Benedetta, è una giovane donna, bellissima
moglie e mamma di un bimbo dolcissimo. Sempre curata ed elegante nel vestirsi.
Rende felice suo marito, Luca, e si prende cura del piccolo Mattia. Un giorno,
però, tutto cambia. Non esce più di casa, fuma una sigaretta dietro l’altra,
non si vuole più bene. Trascura Mattia trascinandolo con sé in lunghe notti al
freddo, spiando di nascosto il marito, oppure passa tutta la giornata immobile
sul divano, inerte, piangendo.
Paola è un’assistente sociale.
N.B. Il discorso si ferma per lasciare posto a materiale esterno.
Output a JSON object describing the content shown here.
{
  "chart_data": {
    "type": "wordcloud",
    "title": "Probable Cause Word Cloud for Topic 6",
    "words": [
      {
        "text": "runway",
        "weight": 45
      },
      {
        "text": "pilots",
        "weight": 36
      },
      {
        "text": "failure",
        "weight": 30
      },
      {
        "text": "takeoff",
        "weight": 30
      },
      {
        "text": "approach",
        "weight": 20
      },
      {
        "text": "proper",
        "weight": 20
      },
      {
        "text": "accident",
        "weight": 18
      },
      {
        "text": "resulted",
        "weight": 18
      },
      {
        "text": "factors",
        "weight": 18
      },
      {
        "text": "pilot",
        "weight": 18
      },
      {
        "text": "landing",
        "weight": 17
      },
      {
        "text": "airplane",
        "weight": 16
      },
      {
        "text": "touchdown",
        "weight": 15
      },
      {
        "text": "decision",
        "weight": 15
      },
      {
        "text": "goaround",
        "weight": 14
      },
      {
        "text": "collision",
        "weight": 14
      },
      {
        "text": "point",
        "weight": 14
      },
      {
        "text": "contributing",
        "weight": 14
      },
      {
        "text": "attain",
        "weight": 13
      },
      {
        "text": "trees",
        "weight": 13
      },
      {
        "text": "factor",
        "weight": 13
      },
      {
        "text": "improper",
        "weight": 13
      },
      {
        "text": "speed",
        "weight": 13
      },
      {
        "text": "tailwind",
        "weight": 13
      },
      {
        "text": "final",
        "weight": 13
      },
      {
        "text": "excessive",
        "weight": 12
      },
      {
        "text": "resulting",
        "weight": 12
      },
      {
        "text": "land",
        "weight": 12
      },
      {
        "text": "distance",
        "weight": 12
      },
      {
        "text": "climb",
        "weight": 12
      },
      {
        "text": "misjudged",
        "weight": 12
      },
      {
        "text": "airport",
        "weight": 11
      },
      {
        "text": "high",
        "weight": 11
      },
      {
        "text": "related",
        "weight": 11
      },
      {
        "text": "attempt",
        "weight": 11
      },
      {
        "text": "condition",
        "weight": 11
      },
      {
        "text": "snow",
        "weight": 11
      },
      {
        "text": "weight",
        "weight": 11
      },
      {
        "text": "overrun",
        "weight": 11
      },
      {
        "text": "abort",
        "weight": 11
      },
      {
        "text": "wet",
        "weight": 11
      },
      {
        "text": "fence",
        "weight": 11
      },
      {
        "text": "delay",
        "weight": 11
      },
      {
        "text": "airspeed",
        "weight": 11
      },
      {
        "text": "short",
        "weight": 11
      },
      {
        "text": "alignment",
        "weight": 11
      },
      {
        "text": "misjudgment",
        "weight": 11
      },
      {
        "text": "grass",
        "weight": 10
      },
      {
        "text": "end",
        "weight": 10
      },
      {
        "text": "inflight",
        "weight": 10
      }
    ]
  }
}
Un giorno
arriva nel suo ufficio una segnalazione che non può ignorare e, nella notte, riceve
questo messaggio: “Tieniti pronta, vado
a prendere il piccolo…”.
Mi
chiamo Beba,
di Palma Lavecchia, capitano dei Carabinieri, è la storia di una donna,
Benedetta, di violenze, di famiglie a pezzi e di figli che non vivono la loro
età dell’innocenza. Ma se i media,
nella realtà, ci raccontano sempre la stessa vicenda, con un triste epilogo che
sfocia nella cronaca nera, in questo romanzo possiamo sperare in un lieto fine e
dare forza e fiducia alle donne dicendo loro che l’amore per i figli, e per se
stesse, possono salvare la vita e dare la possibilità di ricominciare. Con un
nuovo spirito, e un nuovo nome. Beba.
“Un terribile proverbio ispanoamericano
recita: más te pego, más te quiero,
ossia più ti picchio, più ti amo. Una frase paradossale che rivela un inconscio
fantasma di violenza all’interno della coppia, basata sull’umiliazione”.